Kimi K3のAPI料金、実際の数字
Moonshotの公式K3料金ページによると、APIの課金は以下の通りです。すべての価格は100万トークンあたりの米ドルで、税金はチェックアウト時に加算されます。
| モデル | 入力(キャッシュヒット) | 入力(キャッシュミス) | 出力 | コンテキストウィンドウ |
|---|---|---|---|---|
kimi-k3 | 0.30ドル | 3.00ドル | 15.00ドル | 1,048,576トークン(1M) |
この表について、見出しの数字より重要な点が4つあります。
- 90%のキャッシュ割引が本当のポイントです。キャッシュされた入力トークンは3.00ドルではなく0.30ドルになります。同じシステムプロンプト、ドキュメント、コンテキストを何度も送信するようなワークロード(エージェント、長いチャット、RAG)では、入力の大半がキャッシュされ、実質的な入力単価はその0.30ドルという下限に近づいていきます。
- **価格は100万トークンの全域で一律です。**長いプロンプトに対する割増料金階層はありません。GeminiやClaudeは歴史的に、あるトークン数のしきい値を超えると料金が上がってきましたが、K3はそうなりません。日常的に巨大なコンテキストを詰め込むなら、この一律料金は目立たない形で有利に働きます。
- **K3のSKUは1つだけです。**このモデルは常に推論を行い、
reasoning_effortは現在maxに固定されています。チャットモードと思考モードを分けていた以前のKimi世代とは違い、切り替え先となる安価な「非思考」バリアントは存在しません。 - **推論トークンは出力トークンです。**K3は常に思考し、その思考は15ドル/Mで課金される出力としてカウントされるため、おしゃべりな推論トレースは目に見える回答よりも高くつくことがあります。ここがトークン料金が忍び寄ってくる部分です。
1つのモデル、1つの価格、常時オンの推論。考え方としてはシンプルですが、まさにこの常時オンという部分こそ、一部の人がK3を表示価格以上に実際には高いと感じる理由です。
Kimi K3の仕組み、そしてなぜこれほど考えるのか
お金の話をさらに進める前に、その裏で何に対価を払っているのかを見ておくと役立ちます。K3はパラメータ数2.8兆のMixture-of-Expertsモデルで、トークンごとに896人のエキスパートのうち16人を活性化し、MoonshotがKimi Delta AttentionとAttention Residualsと呼ぶ2つの新しい工夫でこれを包んでいます。この2つを合わせることで、K2に対してスケーリング効率が約2.5倍向上しています。

常時オンの推論ステップこそが、請求額に影響するものです。すべてのリクエストは回答する前に完全な思考パスを通過し、その思考トークンのすべてが出力として課金されます。これは難しい問題には最適ですが、「返品ポリシーは何ですか?」のような質問には無駄です。K3が同じ名目料金のモデルよりも割高に感じられる最大の理由がここにあります。
Kimiアプリのサブスクリプション階層
APIを使わずチャット製品だけを求めるなら、Kimi.comは音楽のテンポにちなんで名付けられた4つの有料階層に加え、無料階層を販売しています。以下の価格は月額で、年払い時の実質月額をカッコ内に示しています。

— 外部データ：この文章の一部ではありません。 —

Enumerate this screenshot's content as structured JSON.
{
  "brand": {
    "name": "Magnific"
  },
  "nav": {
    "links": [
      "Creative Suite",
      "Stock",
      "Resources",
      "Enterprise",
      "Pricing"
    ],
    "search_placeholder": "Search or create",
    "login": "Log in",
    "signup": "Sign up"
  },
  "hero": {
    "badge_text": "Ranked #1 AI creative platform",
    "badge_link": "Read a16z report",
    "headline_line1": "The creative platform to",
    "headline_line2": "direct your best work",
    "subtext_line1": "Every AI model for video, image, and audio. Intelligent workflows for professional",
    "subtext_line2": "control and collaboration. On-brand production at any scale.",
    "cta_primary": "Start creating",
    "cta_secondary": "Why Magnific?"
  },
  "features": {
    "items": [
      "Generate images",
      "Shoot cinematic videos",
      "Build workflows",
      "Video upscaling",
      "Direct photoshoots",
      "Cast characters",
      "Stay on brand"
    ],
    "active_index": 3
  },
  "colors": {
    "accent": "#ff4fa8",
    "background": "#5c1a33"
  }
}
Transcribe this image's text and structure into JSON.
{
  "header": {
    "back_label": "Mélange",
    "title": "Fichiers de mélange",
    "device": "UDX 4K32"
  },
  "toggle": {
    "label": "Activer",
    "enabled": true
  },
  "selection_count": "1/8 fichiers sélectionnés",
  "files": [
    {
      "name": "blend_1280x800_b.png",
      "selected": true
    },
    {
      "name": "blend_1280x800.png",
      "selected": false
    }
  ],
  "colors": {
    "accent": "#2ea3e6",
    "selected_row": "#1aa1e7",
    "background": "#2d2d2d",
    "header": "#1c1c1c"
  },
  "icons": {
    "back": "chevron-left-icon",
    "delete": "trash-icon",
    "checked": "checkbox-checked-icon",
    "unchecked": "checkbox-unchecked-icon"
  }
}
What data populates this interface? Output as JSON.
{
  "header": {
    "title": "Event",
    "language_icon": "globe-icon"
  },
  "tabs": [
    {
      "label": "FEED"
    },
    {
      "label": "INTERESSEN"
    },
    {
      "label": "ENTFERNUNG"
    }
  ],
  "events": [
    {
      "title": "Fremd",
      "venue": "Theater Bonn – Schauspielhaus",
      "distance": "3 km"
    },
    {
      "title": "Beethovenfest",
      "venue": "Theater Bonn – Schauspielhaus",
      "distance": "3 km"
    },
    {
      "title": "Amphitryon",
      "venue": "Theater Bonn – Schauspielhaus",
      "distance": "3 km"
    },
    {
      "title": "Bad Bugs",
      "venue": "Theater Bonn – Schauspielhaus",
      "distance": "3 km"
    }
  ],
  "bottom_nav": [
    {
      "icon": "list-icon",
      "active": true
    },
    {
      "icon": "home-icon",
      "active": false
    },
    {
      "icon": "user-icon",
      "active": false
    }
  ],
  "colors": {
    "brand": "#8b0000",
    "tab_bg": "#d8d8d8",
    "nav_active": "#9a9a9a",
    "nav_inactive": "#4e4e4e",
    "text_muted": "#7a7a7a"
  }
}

| 階層 | 月額 | 年払い(実質/月) | 内容 |
|---|---|---|---|
| Free | 0ドル | - | 基本的なチャットアクセス |
| Moderato | 19ドル | 15ドル | エージェントクレジット、Docs/Sheets/Slides、Deep Research、Websites Deploy、Kimi Codeアクセス |
| Allegretto | 39ドル | 31ドル | エージェントクレジット2倍、Kimi Codeクレジット5倍、Moderatoの内容すべて |
| Allegro | 99ドル | 79ドル | エージェントクレジット5倍、Kimi Codeクレジット15倍、Swarm(並列エージェント)、プラグイン |
| Vivace | 199ドル | 159ドル | エージェントクレジット10倍、Kimi Codeクレジット30倍、最大のSwarm並列度、最大のクォータ |
出典:Kimiメンバーシップ料金。指摘すべき点が2つあります。まず、すべての有料階層に複数のエージェントが並列で動くSwarmが含まれており、上位階層は並列度とクレジット倍率を引き上げるだけです。次に、このページには新しいプランが登場予定であり、KimiとKimi Codeの特典が別々の製品に分割されるという予告バナーが表示されているため、主にコーディングツール目当てで契約している場合は、近いうちにそれが独立した項目になると見込んでおくべきです。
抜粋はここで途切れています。